Compare state to state requirements: this is clearly relevant for occupational licensing where you can see wide differences in licensing requirements for the same job across states. Good data are available, but there can be a bit of a learning curve with where to look.
Reeve, and all of the panelists, stressed that AI can not replace the work of humans. Humans should be reviewing and supervising the work of AI.
Jonathan Wolfson noted that most states do not have the resources to staff an agency to conduct rigorous review and analysis of regulations. Previous research by Patrick shows that regulatory analysis is often of poor quality. State governments would be well served devoting some taxpayer resources to sound regulatory review. States can obtain much greater productivity and impact if they complement these agencies with AI tools. Reeve’s five examples provide a good start and as AI improves it might be capable of performing additional tasks.

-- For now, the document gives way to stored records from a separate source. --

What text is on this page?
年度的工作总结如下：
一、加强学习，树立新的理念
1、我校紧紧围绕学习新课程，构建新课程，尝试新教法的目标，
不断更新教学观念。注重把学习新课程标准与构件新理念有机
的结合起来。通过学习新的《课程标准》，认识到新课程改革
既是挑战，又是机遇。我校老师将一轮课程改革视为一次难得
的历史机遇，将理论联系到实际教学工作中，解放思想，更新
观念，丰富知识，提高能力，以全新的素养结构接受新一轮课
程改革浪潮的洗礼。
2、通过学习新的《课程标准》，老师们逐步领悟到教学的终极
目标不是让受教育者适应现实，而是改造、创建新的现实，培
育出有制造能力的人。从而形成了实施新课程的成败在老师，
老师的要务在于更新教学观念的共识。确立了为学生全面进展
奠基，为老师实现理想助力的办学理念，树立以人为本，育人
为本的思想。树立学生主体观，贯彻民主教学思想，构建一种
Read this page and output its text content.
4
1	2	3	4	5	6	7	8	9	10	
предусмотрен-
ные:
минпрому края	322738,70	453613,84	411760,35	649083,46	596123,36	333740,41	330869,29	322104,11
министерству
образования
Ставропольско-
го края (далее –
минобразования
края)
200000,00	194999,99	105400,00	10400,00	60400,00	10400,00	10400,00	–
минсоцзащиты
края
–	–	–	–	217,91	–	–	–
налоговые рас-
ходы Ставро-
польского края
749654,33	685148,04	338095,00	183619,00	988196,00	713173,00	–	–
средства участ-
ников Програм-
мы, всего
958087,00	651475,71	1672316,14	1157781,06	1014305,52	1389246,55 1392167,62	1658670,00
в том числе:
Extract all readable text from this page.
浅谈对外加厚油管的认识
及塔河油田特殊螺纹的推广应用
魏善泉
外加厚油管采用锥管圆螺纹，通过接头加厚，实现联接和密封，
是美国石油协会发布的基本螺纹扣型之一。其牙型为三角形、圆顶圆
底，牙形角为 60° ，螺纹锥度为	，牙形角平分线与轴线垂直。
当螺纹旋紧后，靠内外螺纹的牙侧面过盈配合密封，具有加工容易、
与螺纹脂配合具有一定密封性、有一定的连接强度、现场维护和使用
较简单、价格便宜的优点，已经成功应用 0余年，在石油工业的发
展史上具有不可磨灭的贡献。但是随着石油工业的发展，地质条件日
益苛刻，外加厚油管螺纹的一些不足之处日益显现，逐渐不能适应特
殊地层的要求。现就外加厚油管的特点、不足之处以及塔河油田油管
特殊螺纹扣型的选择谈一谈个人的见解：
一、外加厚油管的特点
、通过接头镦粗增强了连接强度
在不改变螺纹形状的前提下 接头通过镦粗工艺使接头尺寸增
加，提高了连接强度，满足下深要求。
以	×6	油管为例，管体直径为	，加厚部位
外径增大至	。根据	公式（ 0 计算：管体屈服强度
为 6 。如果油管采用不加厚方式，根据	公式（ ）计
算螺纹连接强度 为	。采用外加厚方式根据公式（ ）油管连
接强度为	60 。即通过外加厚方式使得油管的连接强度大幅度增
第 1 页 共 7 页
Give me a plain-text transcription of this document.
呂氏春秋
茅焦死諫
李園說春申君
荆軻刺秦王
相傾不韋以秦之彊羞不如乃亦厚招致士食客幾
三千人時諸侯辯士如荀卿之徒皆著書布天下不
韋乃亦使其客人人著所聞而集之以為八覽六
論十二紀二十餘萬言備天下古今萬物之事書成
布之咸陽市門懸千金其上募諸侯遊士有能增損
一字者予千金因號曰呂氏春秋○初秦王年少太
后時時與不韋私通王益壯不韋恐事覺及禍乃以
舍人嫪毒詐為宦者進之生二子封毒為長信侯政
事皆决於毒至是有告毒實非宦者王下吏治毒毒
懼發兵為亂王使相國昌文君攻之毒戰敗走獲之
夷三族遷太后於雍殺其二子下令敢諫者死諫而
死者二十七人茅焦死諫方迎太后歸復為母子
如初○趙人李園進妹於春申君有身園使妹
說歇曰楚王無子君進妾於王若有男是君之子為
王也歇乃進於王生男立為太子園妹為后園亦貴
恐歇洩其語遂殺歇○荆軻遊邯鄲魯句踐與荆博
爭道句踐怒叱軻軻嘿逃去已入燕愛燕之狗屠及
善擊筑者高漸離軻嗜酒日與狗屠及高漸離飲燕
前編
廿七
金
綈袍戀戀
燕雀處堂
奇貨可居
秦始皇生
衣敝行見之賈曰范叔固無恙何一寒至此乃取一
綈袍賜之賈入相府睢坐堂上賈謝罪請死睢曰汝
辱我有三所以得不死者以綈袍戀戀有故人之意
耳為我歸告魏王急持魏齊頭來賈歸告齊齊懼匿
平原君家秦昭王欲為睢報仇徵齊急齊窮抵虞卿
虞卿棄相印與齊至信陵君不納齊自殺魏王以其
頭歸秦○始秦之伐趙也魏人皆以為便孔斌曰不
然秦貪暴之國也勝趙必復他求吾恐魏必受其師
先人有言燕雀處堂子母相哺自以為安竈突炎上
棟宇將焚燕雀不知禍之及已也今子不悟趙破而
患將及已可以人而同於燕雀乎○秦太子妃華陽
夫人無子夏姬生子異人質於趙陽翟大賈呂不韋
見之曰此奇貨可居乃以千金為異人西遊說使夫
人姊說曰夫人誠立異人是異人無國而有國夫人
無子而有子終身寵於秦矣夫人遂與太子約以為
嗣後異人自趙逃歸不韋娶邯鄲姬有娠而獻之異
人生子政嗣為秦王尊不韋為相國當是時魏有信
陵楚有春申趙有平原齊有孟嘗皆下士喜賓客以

Will Rinehart spoke about a fascinating project he has been working on to estimate compliance costs for new AI regulations using platforms like ChatGPT, Claude, and Grok.
Source: https://www.williamrinehart.com/ai-research/#llms-for-cost-benefit-analysis
These estimates provide very useful guidance to states considering their own regulation of AI. States could also potentially replicate this methodology for better understanding the effects of new regulations.
Casey Mulligan made clear that AI is not replacing jobs at his agency. Instead, the Small Business Administration is actively hiring. He emphasized that AI is a complement rather than a substitute for human ingenuity. In his words, humans are needed to go “the last mile” and it currently too expensive or just not feasible to perform good regulatory analysis with machines alone.
Overall, a fascinating discussion. State policymakers would be well served to take lessons from Virginia’s experience. There are also promising new methods and exciting new partners like Vulcan Technologies that can assist states conduct meaningful and impactful reviews of regulations. Coupled with AI tools, state governments can make small investments in regulatory review that can make real and measurable differences for human flourishing.